Mais il n’avait pas plutôt lâché la main de Rowena, en voyant qu’Ivanhoe avait disparu, que la belle Saxonne, qui trouvait sa situation fort embarrassante, avait profité de cette occasion pour sortir de l’appartement.

« Sûrement, dit Athelstane, de tous les êtres qui vivent en ce bas monde, les femmes sont ceux à qui on doive le moins se fier : j’en excepte toutefois les abbés et les moines. Je veux être un païen, si je ne m’attendais pas à un remercîment de sa part, peut-être même à un baiser par dessus le marché. Sûrement ce maudit linceul est ensorcelé : tout le monde me fuit. C’est donc à vous que je m’adresse, noble roi Richard, vous offrant de nouveau foi et hommage, comme fidèle sujet… »

Mais le roi aussi avait disparu, et personne ne savait où il était allé. Enfin, on apprit qu’après être descendu en toute hâte dans la cour, il avait fait venir le juif qui avait parlé à Ivanhoe ; après un court entretien avec cet homme, il s’était fait amener son cheval, avait sauté en selle après avoir forcé le juif à monter sur un autre, et était parti d’un train qui faisait dire à Wamba qu’il ne donnerait pas un sou de la peau du vieux juif.

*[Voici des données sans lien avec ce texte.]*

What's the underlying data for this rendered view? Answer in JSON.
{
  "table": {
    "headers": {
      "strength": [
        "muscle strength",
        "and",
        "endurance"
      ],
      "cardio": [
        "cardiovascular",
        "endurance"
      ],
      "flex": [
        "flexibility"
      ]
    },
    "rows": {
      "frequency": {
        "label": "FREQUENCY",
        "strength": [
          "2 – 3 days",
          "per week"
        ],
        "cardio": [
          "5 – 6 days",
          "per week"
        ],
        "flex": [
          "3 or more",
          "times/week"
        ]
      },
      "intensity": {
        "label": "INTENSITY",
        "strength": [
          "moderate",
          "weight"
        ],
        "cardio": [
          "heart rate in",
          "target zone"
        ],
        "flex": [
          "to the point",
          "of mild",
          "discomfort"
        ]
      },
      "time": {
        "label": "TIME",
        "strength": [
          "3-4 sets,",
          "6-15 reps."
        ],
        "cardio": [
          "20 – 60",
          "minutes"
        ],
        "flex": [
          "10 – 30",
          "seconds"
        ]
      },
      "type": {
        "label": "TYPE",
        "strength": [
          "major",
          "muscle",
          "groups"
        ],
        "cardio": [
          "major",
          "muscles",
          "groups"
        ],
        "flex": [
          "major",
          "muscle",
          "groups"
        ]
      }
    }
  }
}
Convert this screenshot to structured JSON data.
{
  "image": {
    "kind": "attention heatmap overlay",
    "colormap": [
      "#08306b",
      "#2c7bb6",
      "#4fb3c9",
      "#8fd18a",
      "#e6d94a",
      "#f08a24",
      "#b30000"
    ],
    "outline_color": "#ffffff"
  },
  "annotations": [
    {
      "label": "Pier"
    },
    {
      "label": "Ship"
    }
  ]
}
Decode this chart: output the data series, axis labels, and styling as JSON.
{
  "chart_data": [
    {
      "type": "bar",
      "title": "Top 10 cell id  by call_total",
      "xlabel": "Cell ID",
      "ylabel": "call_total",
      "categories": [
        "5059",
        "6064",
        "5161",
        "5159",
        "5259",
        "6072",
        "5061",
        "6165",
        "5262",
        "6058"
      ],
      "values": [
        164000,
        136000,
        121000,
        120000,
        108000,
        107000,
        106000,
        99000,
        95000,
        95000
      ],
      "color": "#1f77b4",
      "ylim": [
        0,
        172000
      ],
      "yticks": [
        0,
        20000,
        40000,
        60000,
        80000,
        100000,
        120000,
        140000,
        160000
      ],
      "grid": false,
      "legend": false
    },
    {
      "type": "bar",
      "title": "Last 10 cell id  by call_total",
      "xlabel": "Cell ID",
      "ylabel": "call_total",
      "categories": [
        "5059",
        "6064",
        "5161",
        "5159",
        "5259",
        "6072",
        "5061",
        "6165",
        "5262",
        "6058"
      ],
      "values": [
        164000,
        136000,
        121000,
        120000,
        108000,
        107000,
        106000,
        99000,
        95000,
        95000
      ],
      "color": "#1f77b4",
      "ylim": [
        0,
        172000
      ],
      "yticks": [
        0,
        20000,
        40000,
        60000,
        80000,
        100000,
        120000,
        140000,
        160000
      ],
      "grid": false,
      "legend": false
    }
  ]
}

« Par tout ce qu’il y a de plus saint ! dit Athelstane, il n’est pas possible de douter que Zernebock ne se soit emparé de mon château pendant mon absence. Je reviens enveloppé d’un linceul, gage de la victoire que j’ai remportée sur le tombeau, et tous ceux à qui je m’adresse disparaissent au seul son de ma voix. Mais tout ce que je dirais ne servirait de rien. Allons, mes amis, vous tous qui êtes autour de moi, hâtez-vous de me suivre à la salle de banquet, de crainte qu’il ne vous prenne aussi envie de disparaître. J’espère que nous trouverons encore le buffet assez bien garni, comme il convient qu’il le soit pour les obsèques d’un noble saxon. Mais, je vous prie, ne tardons pas, car qui sait si le diable ne viendrait pas aussi enlever notre souper ? »



  1. La résurrection d’Athelstane a été l’objet de plusieurs critiques, parce qu’elle s’éloigne trop de la vraisemblance, même dans un ouvrage de pure imagination. L’auteur n’a fait ce tour de force que pour se rendre aux vives instances de son éditeur, qui est également son ami, et qui ne pouvait se consoler de la mort du Saxon. a. m.